鬱(うつ)とは何か

森の中にあるベンチの写真

我慢と頑張りの爆発

鬱とは、自分以外のものに過度に順応しようとするあまりストレスがかかり、その重みに耐えかねたときに起きる心身の異常です。例えば、協調性や円満解決ありきの思考、または失敗が許されない環境下では、自分の気持ちが抹消された慢性的なストレス状態が続きます。すると自分そのものに付加がかかり、その重圧に耐え切れずプッツンしてしまうという、人間なら誰もがなり得る頑張り病なのです。

鬱になられる人の多くは、生真面目で頑張り屋さんです。協調性があり輪を乱すことを恐れます。また逆に言えば、協調性が無く我が道を行く的な人を嫌い、正論や道徳を大変重視されます。それはつまり、自分の気持ちや感情を抑える習慣が身についている、裏を返せば自分の気持ちや感情に対しては薄情であり、それよりも他人の気持ちや正しいことに従うことを優先しています。

鬱の苦しみ

自転車のある風景の写真

無価値な自分

鬱の苦しみ、それは頑張れない自分を責め、自己を否定し続ける迷路に嵌ってしまうことであり、頑張れない自分に価値を見出せなくなってしまうことにあります。鬱とは「自分が不一致な状態」、つまり優劣感や善悪感に縛られた「~ねばならない自分」が、本来の「~したい自分」を押し殺してしまうことにあります。

鬱病と投薬

見晴らしの良いベンチの写真

現状復帰より自己一致

身体に不調をきたし、心療内科へ行って、鬱と診断され投薬されたとします。投薬によって身体的症状は落ち着きます。ドキドキしたり震えていたり眠れないなどの症状は、投薬で随分と緩和されるでしょう。しかし鬱は、心や気持ちの苦しさが溢れ出し身体的症状として表れているものなので、投薬により安定を保つことができても、根本的な解決にはなりません。
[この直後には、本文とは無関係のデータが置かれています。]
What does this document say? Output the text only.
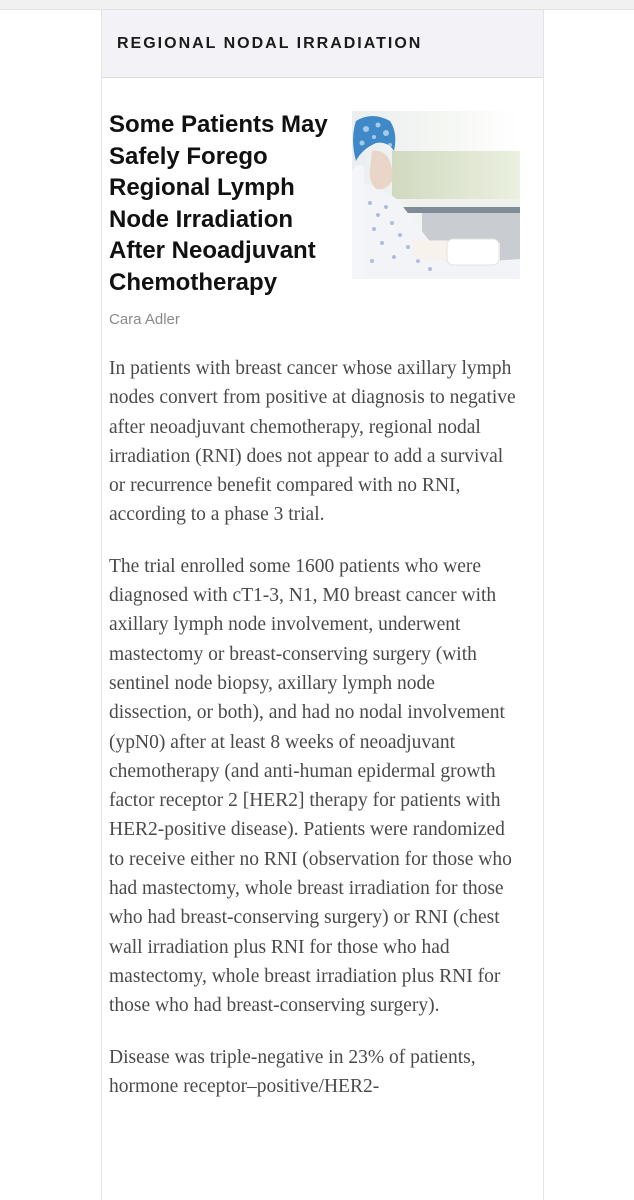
REGIONAL NODAL IRRADIATION
Some Patients May Safely Forego Regional Lymph Node Irradiation After Neoadjuvant Chemotherapy
Cara Adler

In patients with breast cancer whose axillary lymph nodes convert from positive at diagnosis to negative after neoadjuvant chemotherapy, regional nodal irradiation (RNI) does not appear to add a survival or recurrence benefit compared with no RNI, according to a phase 3 trial.

The trial enrolled some 1600 patients who were diagnosed with cT1-3, N1, M0 breast cancer with axillary lymph node involvement, underwent mastectomy or breast-conserving surgery (with sentinel node biopsy, axillary lymph node dissection, or both), and had no nodal involvement (ypN0) after at least 8 weeks of neoadjuvant chemotherapy (and anti-human epidermal growth factor receptor 2 [HER2] therapy for patients with HER2-positive disease). Patients were randomized to receive either no RNI (observation for those who had mastectomy, whole breast irradiation for those who had breast-conserving surgery) or RNI (chest wall irradiation plus RNI for those who had mastectomy, whole breast irradiation plus RNI for those who had breast-conserving surgery).

Disease was triple-negative in 23% of patients, hormone receptor–positive/HER2-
医者から鬱の説明をされ、鬱の理解ができても、肝心の心や気持ちに対してどこがどういう風になってしまったか、その人にあわせた説明やピンとくるような腑に落ちる感覚を味わえなければ、落ち着いてはきません。いつまでたっても、もやもや感が消えず根本解決には至れないでしょう。

根本から解決するには

草原の中にある木の写真

思考の下に隠されている自分を探せ

鬱の消失には、それまでの人生をじっくりと振り返り、その鬱になった原因と理由に心から納得し腑に落とすことが必要です。鬱は、自分らしさが後天的に歪んでしまった生き癖のようなものなので、その癖がどういうのもので、もともとの自分がどういう人間なのか、それを知らずして鬱の消失はあり得ませんし、逆にそれを知ることで鬱の消失、鬱を完治することはできるのです。

先ず大切なのは、思考より感情。今まで思考の下に隠されていた自分の感情・気持ちに焦点を当て、本当の自分がどう思いどう感じていたのかを紐解き、あるがままの自分に安心感を持てること。ありのままの自分に価値を見出せることにあります。ひたすら頑張る自分から、頑張りたいときに頑張り、頑張りたくないときには頑張らないでいられる自分、そう、自尊心のあるあなたを手に入れることで鬱の開放は得られるのです。